Волконский улыбнулся и кивнул.
— Это страшное нововведение прокралось и в наши забытые угодья. Кто-то восхищается тем, что муж и жена всё время спят в одной комнате, — тут Волконский понизил голос, — а старые кочерги, вроде моей тёщи, не находят слов дабы выразить своё негодование.
— Но ты относишься к этому положительно, не так ли?
— Совершенно верно.
— Я рад, — генерал огляделся. — Однако, ну и темнотища у тебя!
Хозяин крякнул и направил указательный палец на люстру.
— Огонь да развеет мрак!
Тридцать три свечи ярко вспыхнули.
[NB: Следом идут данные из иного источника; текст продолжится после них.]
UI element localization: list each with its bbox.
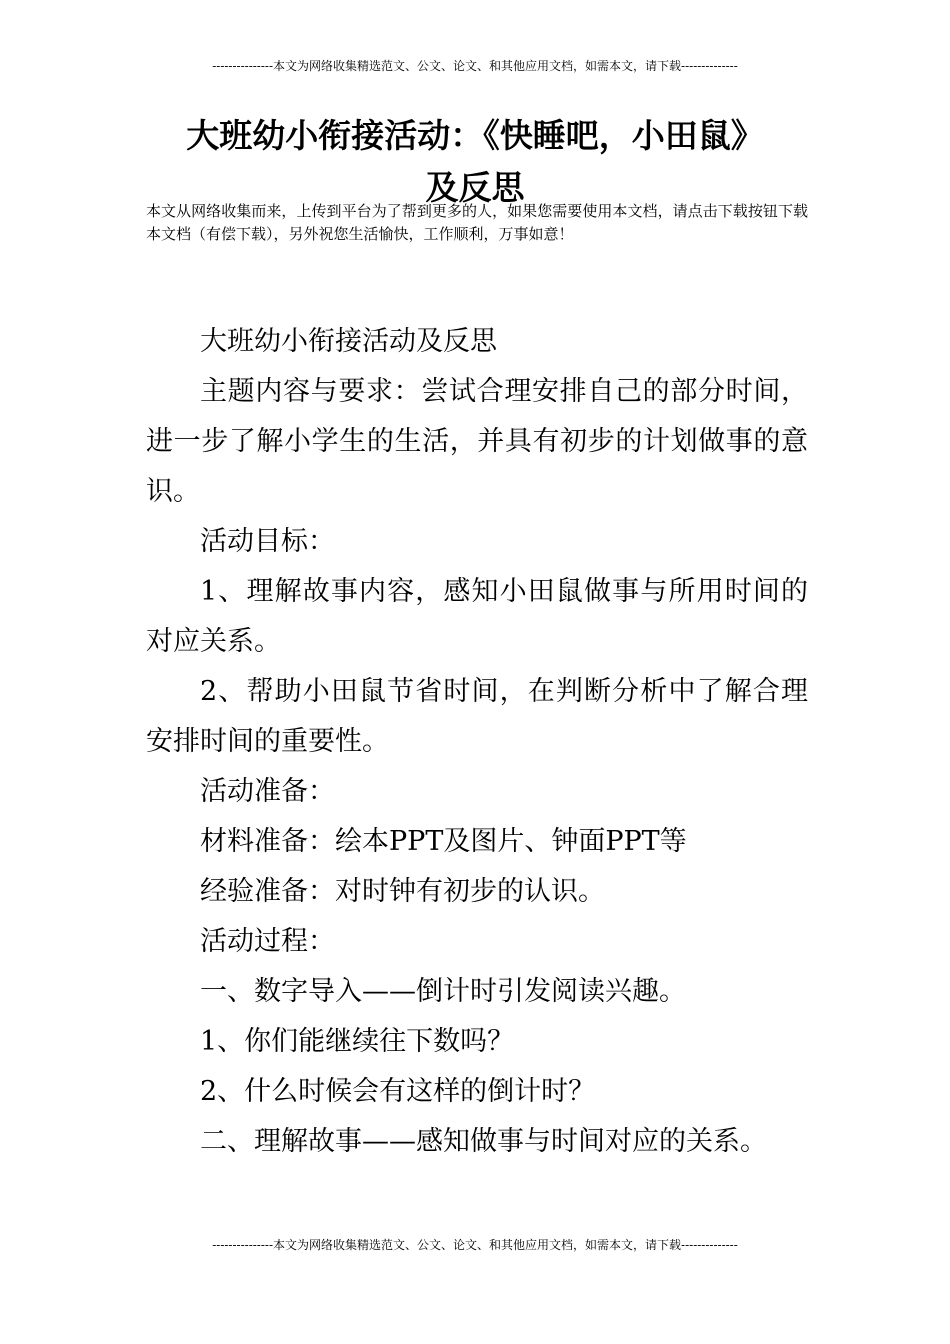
document-title-line-1: 大班幼小衔接活动：《快睡吧，小田鼠》 bbox=[186, 116, 764, 156]
page-footer-note: ---------------本文为网络收集精选范文、公文、论文、和其他应用文档，如需本文，请下载-------------- bbox=[212, 1238, 738, 1252]
body-paragraph-material-prep: 材料准备：绘本PPT及图片、钟面PPT等 bbox=[200, 826, 687, 857]
body-paragraph-question-2: 2、什么时候会有这样的倒计时？ bbox=[200, 1076, 596, 1107]
body-paragraph-subtitle: 大班幼小衔接活动及反思 bbox=[200, 326, 497, 357]
body-paragraph-process-heading: 活动过程： bbox=[200, 926, 335, 957]
body-paragraph-step-1: 一、数字导入——倒计时引发阅读兴趣。 bbox=[200, 976, 686, 1007]
body-paragraph-goals-heading: 活动目标： bbox=[200, 526, 335, 557]
page-header-note: ---------------本文为网络收集精选范文、公文、论文、和其他应用文档，如需本文，请下载-------------- bbox=[212, 59, 738, 73]
body-paragraph-step-2: 二、理解故事——感知做事与时间对应的关系。 bbox=[200, 1126, 767, 1157]
document-title-line-2: 及反思 bbox=[425, 168, 525, 208]
document-body bbox=[146, 317, 808, 1167]
document-title bbox=[120, 110, 830, 214]
body-paragraph-experience-prep: 经验准备：对时钟有初步的认识。 bbox=[200, 876, 605, 907]
download-intro-text: 本文从网络收集而来，上传到平台为了帮到更多的人，如果您需要使用本文档，请点击下载按钮下载本文档（有偿下载），另外祝您生活愉快，工作顺利，万事如意！ bbox=[146, 202, 808, 243]
body-paragraph-question-1: 1、你们能继续往下数吗？ bbox=[200, 1026, 515, 1057]
body-paragraph-goal-1: 1、理解故事内容，感知小田鼠做事与所用时间的对应关系。 bbox=[146, 576, 808, 657]
body-paragraph-prep-heading: 活动准备： bbox=[200, 776, 335, 807]
body-paragraph-theme: 主题内容与要求：尝试合理安排自己的部分时间，进一步了解小学生的生活，并具有初步的计划做事的意识。 bbox=[146, 376, 808, 507]
body-paragraph-goal-2: 2、帮助小田鼠节省时间，在判断分析中了解合理安排时间的重要性。 bbox=[146, 676, 808, 757]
Объёмные тени сжались и крохами юркнули под мебель.
"Сильный", — заметил Денис внутри Сан Саныча, но тут же спросил:
— Что ещё делаешь, кроме как заботишься об усадьбе?
Волконский помолчал, а потом прищурил один глаз.
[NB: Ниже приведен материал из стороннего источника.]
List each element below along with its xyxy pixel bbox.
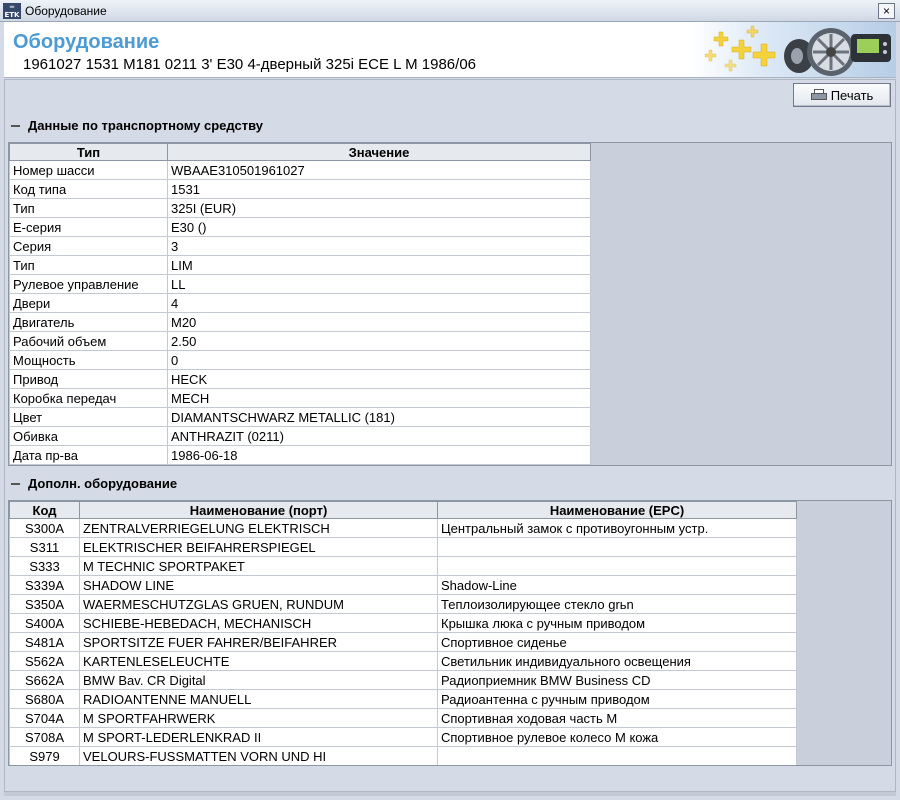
table-cell: Спортивное рулевое колесо M кожа	[438, 728, 797, 747]
table-cell: Светильник индивидуального освещения	[438, 652, 797, 671]
table-cell: Спортивное сиденье	[438, 633, 797, 652]
table-cell: Спортивная ходовая часть M	[438, 709, 797, 728]
table-cell: Коробка передач	[10, 389, 168, 408]
table-cell: S708A	[10, 728, 80, 747]
print-button-label: Печать	[830, 87, 874, 103]
table-cell: S339A	[10, 576, 80, 595]
table-row[interactable]	[10, 614, 797, 633]
table-row[interactable]	[10, 389, 591, 408]
table-row[interactable]	[10, 256, 591, 275]
table-row[interactable]	[10, 180, 591, 199]
table-cell: Мощность	[10, 351, 168, 370]
table-row[interactable]	[10, 652, 797, 671]
table-cell: Shadow-Line	[438, 576, 797, 595]
equipment-table	[8, 500, 892, 766]
table-cell: Рабочий объем	[10, 332, 168, 351]
table-row[interactable]	[10, 557, 797, 576]
vehicle-section-title: Данные по транспортному средству	[28, 118, 263, 133]
table-cell: Привод	[10, 370, 168, 389]
window-titlebar	[0, 0, 900, 22]
table-row[interactable]	[10, 199, 591, 218]
table-cell: 3	[168, 237, 591, 256]
table-cell: Двигатель	[10, 313, 168, 332]
table-row[interactable]	[10, 709, 797, 728]
column-header-value[interactable]: Значение	[168, 144, 591, 161]
collapse-icon[interactable]	[11, 125, 20, 127]
table-cell: 325I (EUR)	[168, 199, 591, 218]
table-cell: Двери	[10, 294, 168, 313]
table-cell: Номер шасси	[10, 161, 168, 180]
table-cell: 4	[168, 294, 591, 313]
page-title: Оборудование	[13, 31, 160, 53]
table-row[interactable]	[10, 446, 591, 465]
table-cell: Рулевое управление	[10, 275, 168, 294]
table-cell: E30 ()	[168, 218, 591, 237]
table-cell: BMW Bav. CR Digital	[80, 671, 438, 690]
vehicle-data-table	[8, 142, 892, 466]
table-cell: S333	[10, 557, 80, 576]
table-cell: S562A	[10, 652, 80, 671]
table-cell: 2.50	[168, 332, 591, 351]
status-strip	[4, 792, 896, 796]
table-cell	[438, 538, 797, 557]
table-cell: S311	[10, 538, 80, 557]
table-cell: Обивка	[10, 427, 168, 446]
table-row[interactable]	[10, 728, 797, 747]
table-cell: 0	[168, 351, 591, 370]
table-cell: Радиоантенна с ручным приводом	[438, 690, 797, 709]
table-cell: Серия	[10, 237, 168, 256]
table-cell: LL	[168, 275, 591, 294]
table-cell: Крышка люка с ручным приводом	[438, 614, 797, 633]
print-button[interactable]	[793, 83, 891, 107]
column-header-name-port[interactable]: Наименование (порт)	[80, 502, 438, 519]
table-row[interactable]	[10, 747, 797, 766]
table-cell: S704A	[10, 709, 80, 728]
table-cell: RADIOANTENNE MANUELL	[80, 690, 438, 709]
app-icon: ═ ETK	[4, 2, 20, 19]
table-cell: M SPORT-LEDERLENKRAD II	[80, 728, 438, 747]
table-cell: M SPORTFAHRWERK	[80, 709, 438, 728]
column-header-code[interactable]: Код	[10, 502, 80, 519]
table-cell: S400A	[10, 614, 80, 633]
table-cell: S300A	[10, 519, 80, 538]
table-cell: E-серия	[10, 218, 168, 237]
table-cell: S481A	[10, 633, 80, 652]
table-cell	[438, 557, 797, 576]
table-row[interactable]	[10, 313, 591, 332]
table-cell: Дата пр-ва	[10, 446, 168, 465]
table-cell: S680A	[10, 690, 80, 709]
table-cell: ANTHRAZIT (0211)	[168, 427, 591, 446]
table-row[interactable]	[10, 408, 591, 427]
table-row[interactable]	[10, 275, 591, 294]
table-cell: SCHIEBE-HEBEDACH, MECHANISCH	[80, 614, 438, 633]
table-cell: 1531	[168, 180, 591, 199]
table-cell: M20	[168, 313, 591, 332]
table-cell: M TECHNIC SPORTPAKET	[80, 557, 438, 576]
printer-icon	[811, 89, 827, 102]
table-row[interactable]	[10, 538, 797, 557]
table-cell	[438, 747, 797, 766]
page-header	[4, 22, 896, 78]
close-icon[interactable]: ×	[878, 3, 895, 19]
table-cell: Центральный замок с противоугонным устр.	[438, 519, 797, 538]
table-cell: 1986-06-18	[168, 446, 591, 465]
window-title: Оборудование	[25, 3, 107, 18]
equipment-section-header[interactable]	[11, 476, 177, 491]
column-header-type[interactable]: Тип	[10, 144, 168, 161]
table-cell: WBAAE310501961027	[168, 161, 591, 180]
table-row[interactable]	[10, 294, 591, 313]
table-cell: Теплоизолирующее стекло grьn	[438, 595, 797, 614]
table-row[interactable]	[10, 370, 591, 389]
table-cell: VELOURS-FUSSMATTEN VORN UND HI	[80, 747, 438, 766]
table-row[interactable]	[10, 427, 591, 446]
table-cell: SHADOW LINE	[80, 576, 438, 595]
header-decoration-image	[691, 22, 896, 78]
table-cell: Радиоприемник BMW Business CD	[438, 671, 797, 690]
table-cell: MECH	[168, 389, 591, 408]
table-cell: S662A	[10, 671, 80, 690]
table-row[interactable]	[10, 237, 591, 256]
table-row[interactable]	[10, 595, 797, 614]
table-cell: S979	[10, 747, 80, 766]
table-cell: KARTENLESELEUCHTE	[80, 652, 438, 671]
table-row[interactable]	[10, 633, 797, 652]
table-cell: Тип	[10, 256, 168, 275]
table-cell: LIM	[168, 256, 591, 275]
table-row[interactable]	[10, 218, 591, 237]
column-header-name-epc[interactable]: Наименование (EPC)	[438, 502, 797, 519]
table-cell: ZENTRALVERRIEGELUNG ELEKTRISCH	[80, 519, 438, 538]
table-cell: HECK	[168, 370, 591, 389]
table-row[interactable]	[10, 351, 591, 370]
table-row[interactable]	[10, 576, 797, 595]
table-cell: WAERMESCHUTZGLAS GRUEN, RUNDUM	[80, 595, 438, 614]
table-row[interactable]	[10, 519, 797, 538]
table-row[interactable]	[10, 161, 591, 180]
table-cell: Тип	[10, 199, 168, 218]
collapse-icon[interactable]	[11, 483, 20, 485]
table-cell: ELEKTRISCHER BEIFAHRERSPIEGEL	[80, 538, 438, 557]
table-row[interactable]	[10, 332, 591, 351]
content-panel	[4, 79, 896, 792]
table-cell: S350A	[10, 595, 80, 614]
table-row[interactable]	[10, 690, 797, 709]
vehicle-section-header[interactable]	[11, 118, 263, 133]
table-row[interactable]	[10, 671, 797, 690]
table-cell: Код типа	[10, 180, 168, 199]
table-cell: DIAMANTSCHWARZ METALLIC (181)	[168, 408, 591, 427]
table-cell: SPORTSITZE FUER FAHRER/BEIFAHRER	[80, 633, 438, 652]
vehicle-subtitle: 1961027 1531 M181 0211 3' E30 4-дверный 325i ECE L M 1986/06	[23, 56, 477, 73]
equipment-section-title: Дополн. оборудование	[28, 476, 178, 491]
table-cell: Цвет	[10, 408, 168, 427]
— Если скажу, будешь смеяться.
— Нет, не буду, — заверил генерал.
— Знаю тебя: будешь, — отмахнулся Волконский.
— Пожалуй, ты прав. Конечно, я буду смеяться, но только если это будет действительно смешно.
— Эх, ну тебя! Я пишу мемуары.
— Что? Я не ослышался? Пишешь мемуары? Ты? — округлил глаза Сан Саныч.
Волконский виновато пожал плечами.
— Да, я пишу мемуары. Но что в этом плохого? Не удивляйся так.
Генерал завертел головой.
— Прости, но я не могу не удивляться. Неужели та сорвиголова отрублена, а новая марает пергамент своими воспоминаниями?
— Совершенно верно. Ты помнишь, как мы смеялись над поэтами, как мы называли их блудницами перьев? И клялись как, что никогда не будем тратить драгоценное время единственной жизни на подобную чепуху?
— Помню.
Волконский поднял левую штанину, обнажив голень, покрытую волосами.
— Видишь, Саша? Клятвы я не нарушал. Я просто удалил наш знак так же, как люди стирают память о глупой самонадеянной юности. Теперь я другой. Ту клятву давал другой Лев Сергеевич Волконский. У него не было будущего. Теперь перед тобой человек, сильно смахивающий на него, но не он, совсем не он, особенно, если посмотреть в сердце.